I cringed and gave her the old, “We just have to wait and see,” response. But her question sent my mind racing: Oh, how I would have loved to have had a cell phone when I was her age and older.

Instead, we had one rotary dial phone, a yellow one to match the kitchen. I remember it vividly because my parents just packed it up and mailed it back to the phone company. It seems they’ve been paying rent on it for 30 years.

“I told your dad back then that we could buy it, but he didn’t want to listen to me,” said Mom.

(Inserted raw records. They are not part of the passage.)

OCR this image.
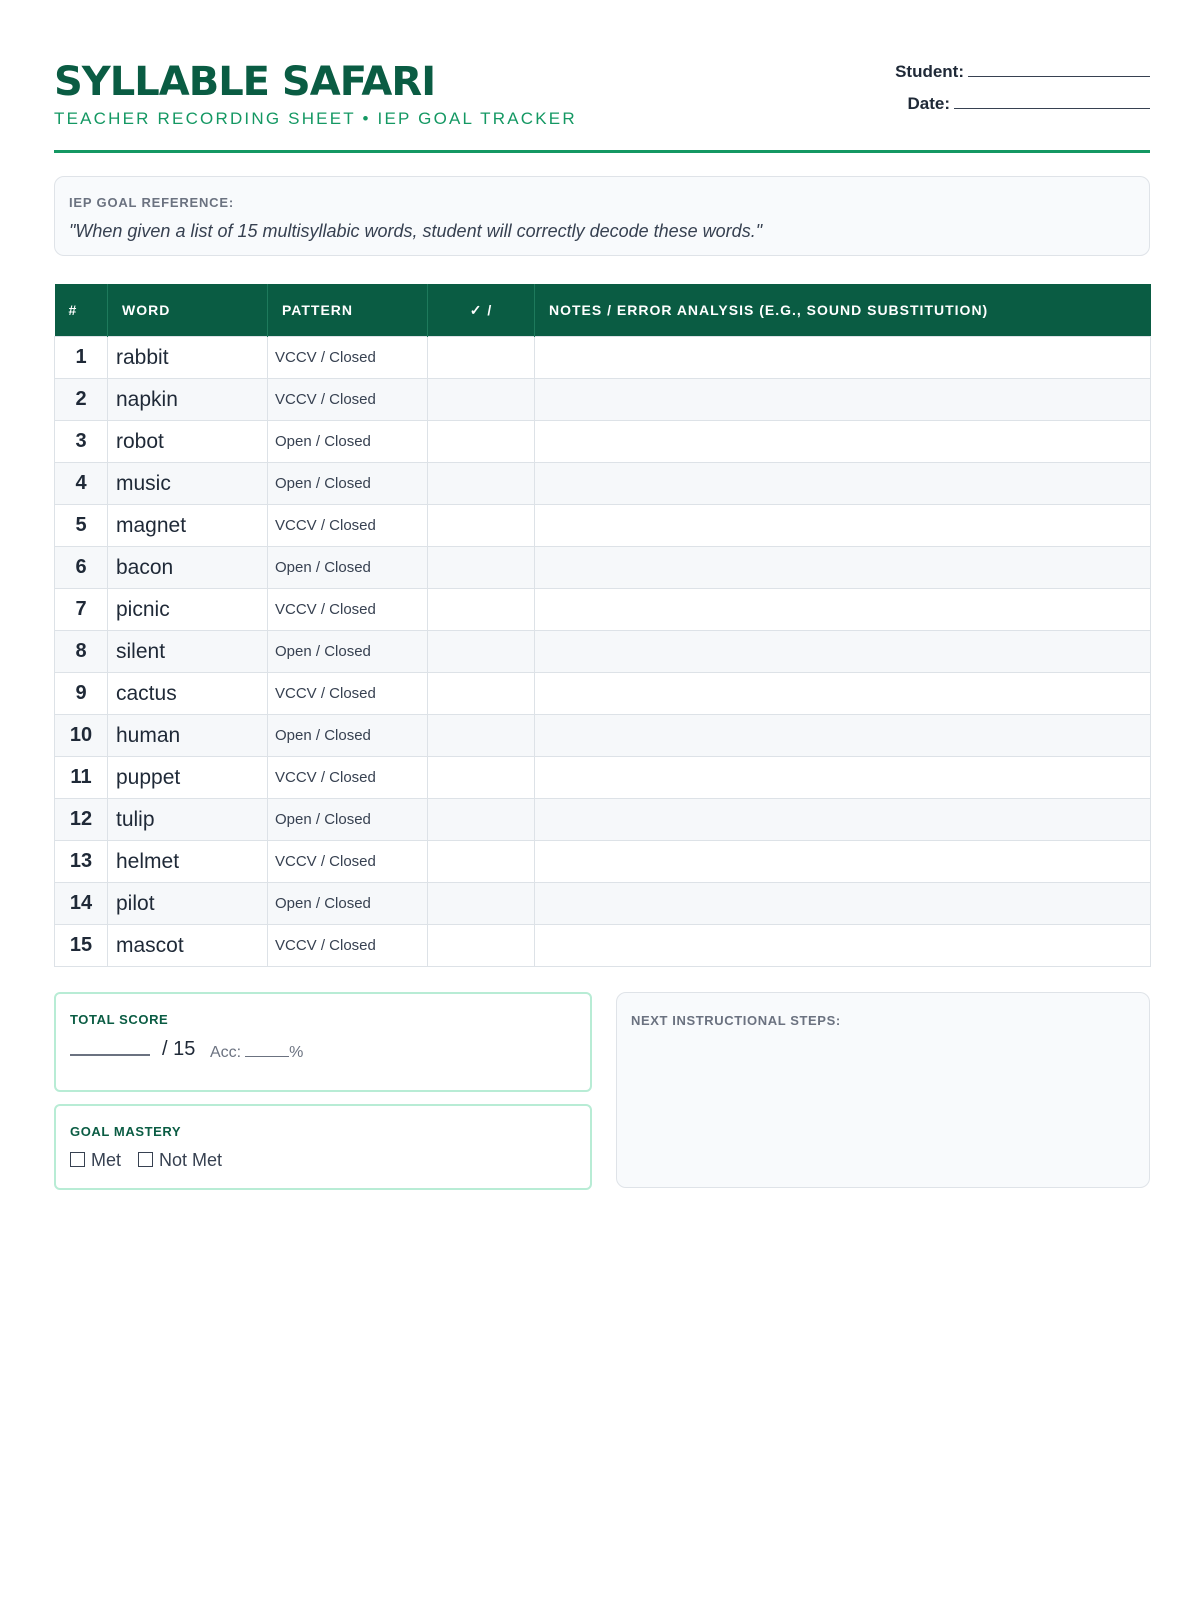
SYLLABLE SAFARI
TEACHER RECORDING SHEET • IEP GOAL TRACKER
Student:
Date:
IEP GOAL REFERENCE:
"When given a list of 15 multisyllabic words, student will correctly decode these words."
#	WORD	PATTERN	✓ /	NOTES / ERROR ANALYSIS (E.G., SOUND SUBSTITUTION)
1	rabbit	VCCV / Closed		
2	napkin	VCCV / Closed		
3	robot	Open / Closed		
4	music	Open / Closed		
5	magnet	VCCV / Closed		
6	bacon	Open / Closed		
7	picnic	VCCV / Closed		
8	silent	Open / Closed		
9	cactus	VCCV / Closed		
10	human	Open / Closed		
11	puppet	VCCV / Closed		
12	tulip	Open / Closed		
13	helmet	VCCV / Closed		
14	pilot	Open / Closed		
15	mascot	VCCV / Closed		
TOTAL SCORE
/ 15 Acc:	%
GOAL MASTERY
Met Not Met
NEXT INSTRUCTIONAL STEPS:
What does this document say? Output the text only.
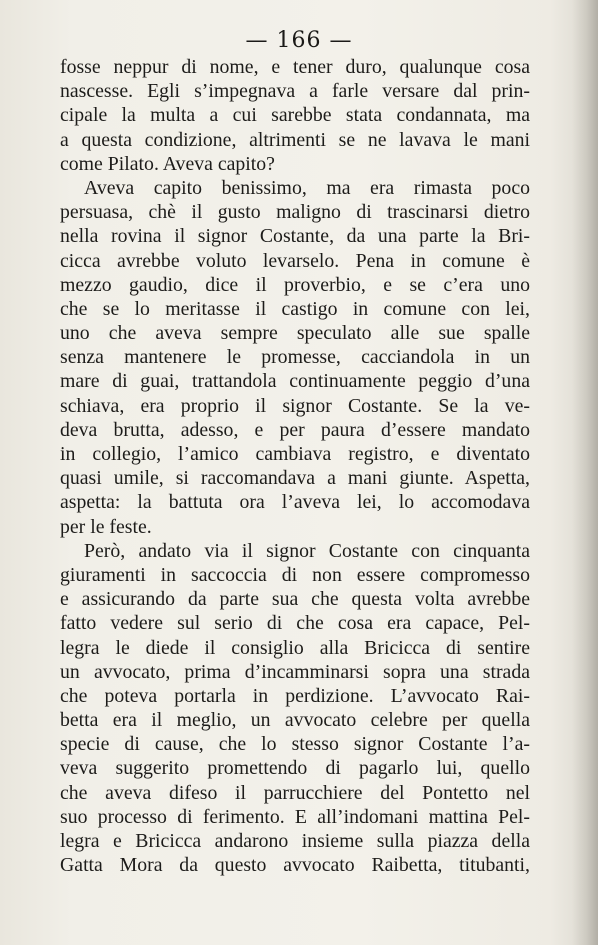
— 166 —
fosse neppur di nome, e tener duro, qualunque cosa
nascesse. Egli s’impegnava a farle versare dal prin-
cipale la multa a cui sarebbe stata condannata, ma
a questa condizione, altrimenti se ne lavava le mani
come Pilato. Aveva capito?
Aveva capito benissimo, ma era rimasta poco
persuasa, chè il gusto maligno di trascinarsi dietro
nella rovina il signor Costante, da una parte la Bri-
cicca avrebbe voluto levarselo. Pena in comune è
mezzo gaudio, dice il proverbio, e se c’era uno
che se lo meritasse il castigo in comune con lei,
uno che aveva sempre speculato alle sue spalle
senza mantenere le promesse, cacciandola in un
mare di guai, trattandola continuamente peggio d’una
schiava, era proprio il signor Costante. Se la ve-
deva brutta, adesso, e per paura d’essere mandato
in collegio, l’amico cambiava registro, e diventato
quasi umile, si raccomandava a mani giunte. Aspetta,
aspetta: la battuta ora l’aveva lei, lo accomodava
per le feste.
Però, andato via il signor Costante con cinquanta
giuramenti in saccoccia di non essere compromesso
e assicurando da parte sua che questa volta avrebbe
fatto vedere sul serio di che cosa era capace, Pel-
legra le diede il consiglio alla Bricicca di sentire
un avvocato, prima d’incamminarsi sopra una strada
che poteva portarla in perdizione. L’avvocato Rai-
betta era il meglio, un avvocato celebre per quella
specie di cause, che lo stesso signor Costante l’a-
veva suggerito promettendo di pagarlo lui, quello
che aveva difeso il parrucchiere del Pontetto nel
suo processo di ferimento. E all’indomani mattina Pel-
legra e Bricicca andarono insieme sulla piazza della
Gatta Mora da questo avvocato Raibetta, titubanti,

Now that Dad’s paying the phone bill (due to Mom’s health issues), he decided he no longer wanted to pay $10 per month rent to Ma Bell or whoever owns her these days. He called the phone company, and they sent him a box and told him to pack it up and mail it back to them, despite the fact that my parents have paid thousands of dollars for it over the years. And to add insult to injury, he was required to pay the postage!

Of course, when he called the phone company, he had a little trouble pressing #1. It just doesn’t work that way on the rotary dial. He was able to get in touch with an operator, who finally told him that he needed to just come down there in person!

So, now there’s a bare spot on the wall with a few wires sticking out where my beloved phone once was. I can remember stretching the cord to its max to get out of earshot of my family. I’d always try to answer the phone before my little sister, too. Otherwise, she would yell things like, “Leigh, phoonnee…it’s a boy!” I had one friend whose voice changed very early, and, to my sister’s defense, it WAS deep. He called, and she yelled, “Leigh, phooonee…it sounds like a MAN!”

To make matters worse, if I didn’t respond fast enough, she would say things like, “I’m sorry. My sister’s in the bathroom. She should call you back soon because she’s been in there a looong time!”

Another tricky part of having a rotary dial phone is the dialing itself, especially with the larger numbers. Much technique was involved, and if you lifted your finger too early in the rotation, you’d have to start all over from the beginning. In other words, speed dialing was not an option.

I remember it being hard to hang up on people with the rotary dial. Yes, as sweet as I am, I’ve hung up on my fair share of people. I’d slam the receiver down, then lift the lever to dial my girlfriend to tell her what my boyfriend just said to make me hang up on him, when guess what? He’s still on the line. That’s when I would say, “Hang up!” And he would say, “You hang up!” and I would say, “I already hung up on you!”

It was very frustrating.

Another disadvantage was we did not have answering machines, so during dinner or on Sunday afternoons when my dad would take a nap, he’d take the phone off the hook. Remember that awful buzzing noise, followed by, “Please hang up your telephone.” I hated that sound because that meant if my boyfriend called, he would get a busy signal, then he would dial another number, and some other girl somewhere would have the pleasure of hanging up on him.

Not many teens these days have seen a rotary dial phone. My parents had a recent young visitor ask to use their phone. She came back five minutes later and asked, “How do you work this thing?”